Saímos de casa dele, indo na direcção da minha...e foi então que eu me voltei a sentir insegura. Iria estar com os meus pais, com os meus irmãos e as minhas cunhadas...estariam todos à minha espera, todos a olhar para mim, a querer fazer-me perguntas...a quererem abraçar-me.
O Marcos tinha parado o carro dele em frente do portão de minha casa.
- Não sei como é que vou entrar ali... - confessei.
- Cinderela, é a tua família. Eles só querem o teu bem.
- Mas é muita gente Marcos.
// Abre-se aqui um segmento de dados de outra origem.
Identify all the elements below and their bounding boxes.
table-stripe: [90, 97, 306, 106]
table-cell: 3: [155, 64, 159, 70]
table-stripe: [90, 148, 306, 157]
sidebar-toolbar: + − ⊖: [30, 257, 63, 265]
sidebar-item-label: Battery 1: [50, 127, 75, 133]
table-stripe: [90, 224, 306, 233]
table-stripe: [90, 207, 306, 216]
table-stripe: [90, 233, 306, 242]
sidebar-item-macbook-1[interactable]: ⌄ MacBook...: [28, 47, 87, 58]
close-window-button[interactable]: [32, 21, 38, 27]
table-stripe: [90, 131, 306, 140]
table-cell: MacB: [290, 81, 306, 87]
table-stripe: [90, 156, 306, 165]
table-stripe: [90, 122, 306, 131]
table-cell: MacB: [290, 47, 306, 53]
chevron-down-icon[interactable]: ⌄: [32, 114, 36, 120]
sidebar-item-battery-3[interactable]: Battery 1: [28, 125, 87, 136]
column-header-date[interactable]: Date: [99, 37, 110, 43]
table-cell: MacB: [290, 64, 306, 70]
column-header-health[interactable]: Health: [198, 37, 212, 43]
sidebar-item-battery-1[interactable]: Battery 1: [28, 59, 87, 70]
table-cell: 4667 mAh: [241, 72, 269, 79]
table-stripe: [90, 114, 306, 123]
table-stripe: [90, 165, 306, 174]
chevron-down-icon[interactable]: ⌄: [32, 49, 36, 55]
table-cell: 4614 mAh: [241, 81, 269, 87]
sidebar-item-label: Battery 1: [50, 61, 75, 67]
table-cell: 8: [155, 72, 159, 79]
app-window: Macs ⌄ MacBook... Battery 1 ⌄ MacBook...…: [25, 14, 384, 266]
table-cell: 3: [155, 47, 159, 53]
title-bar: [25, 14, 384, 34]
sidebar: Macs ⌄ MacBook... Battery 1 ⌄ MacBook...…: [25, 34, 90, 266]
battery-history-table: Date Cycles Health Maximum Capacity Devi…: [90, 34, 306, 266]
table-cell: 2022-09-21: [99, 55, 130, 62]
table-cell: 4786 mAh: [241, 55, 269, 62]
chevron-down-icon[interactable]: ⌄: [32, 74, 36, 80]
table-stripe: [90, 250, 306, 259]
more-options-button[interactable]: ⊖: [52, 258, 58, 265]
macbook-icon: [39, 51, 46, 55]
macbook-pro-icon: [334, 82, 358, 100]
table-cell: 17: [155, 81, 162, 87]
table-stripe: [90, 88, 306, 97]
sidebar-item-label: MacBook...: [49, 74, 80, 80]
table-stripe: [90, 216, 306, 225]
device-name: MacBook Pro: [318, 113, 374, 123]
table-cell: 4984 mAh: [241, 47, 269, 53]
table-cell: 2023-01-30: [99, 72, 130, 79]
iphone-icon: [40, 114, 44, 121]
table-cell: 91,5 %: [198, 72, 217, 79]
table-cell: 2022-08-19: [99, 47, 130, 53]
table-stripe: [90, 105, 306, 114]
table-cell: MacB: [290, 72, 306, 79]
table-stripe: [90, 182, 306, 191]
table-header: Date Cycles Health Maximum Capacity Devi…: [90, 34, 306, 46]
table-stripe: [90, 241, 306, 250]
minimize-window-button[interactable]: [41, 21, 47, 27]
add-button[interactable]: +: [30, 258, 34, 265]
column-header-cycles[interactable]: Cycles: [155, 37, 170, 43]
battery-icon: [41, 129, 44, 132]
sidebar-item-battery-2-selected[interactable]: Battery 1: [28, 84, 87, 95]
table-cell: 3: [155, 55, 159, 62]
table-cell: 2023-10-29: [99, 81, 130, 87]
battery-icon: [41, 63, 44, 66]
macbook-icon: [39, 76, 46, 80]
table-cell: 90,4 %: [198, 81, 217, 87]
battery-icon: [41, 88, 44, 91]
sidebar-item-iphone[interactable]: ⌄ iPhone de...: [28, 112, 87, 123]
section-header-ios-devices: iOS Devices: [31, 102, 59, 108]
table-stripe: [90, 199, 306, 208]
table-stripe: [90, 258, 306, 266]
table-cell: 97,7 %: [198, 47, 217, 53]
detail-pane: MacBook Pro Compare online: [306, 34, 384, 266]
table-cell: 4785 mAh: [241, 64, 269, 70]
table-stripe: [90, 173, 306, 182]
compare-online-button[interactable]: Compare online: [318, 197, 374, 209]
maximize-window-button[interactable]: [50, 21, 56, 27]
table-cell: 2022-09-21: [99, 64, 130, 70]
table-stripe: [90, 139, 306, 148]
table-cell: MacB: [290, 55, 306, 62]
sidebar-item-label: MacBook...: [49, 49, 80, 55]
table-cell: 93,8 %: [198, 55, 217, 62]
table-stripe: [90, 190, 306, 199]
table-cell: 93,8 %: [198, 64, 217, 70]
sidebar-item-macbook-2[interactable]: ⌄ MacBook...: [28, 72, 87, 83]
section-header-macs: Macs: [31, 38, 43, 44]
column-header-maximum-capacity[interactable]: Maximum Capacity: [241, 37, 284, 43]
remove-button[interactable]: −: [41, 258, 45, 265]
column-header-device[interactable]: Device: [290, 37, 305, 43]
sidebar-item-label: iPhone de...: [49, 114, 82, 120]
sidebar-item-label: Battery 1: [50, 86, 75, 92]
São os meus pais, os meus três irmãos com as minhas três cunhadas...
- E o que é que pensas em fazer?
- Ficar cá fora é que não adianta...
- De qualquer maneira eu vou entrar contigo.
- Vais o que? Não, não...
- Porque não? Eu tenho estado sempre contigo hoje, a tua mãe disse-me para não te deixar sozinha e só quando estiveres entregue é que eu vou embora.
- Marcos...
- Ania. Está decidido. Eu vou contigo lá dentro.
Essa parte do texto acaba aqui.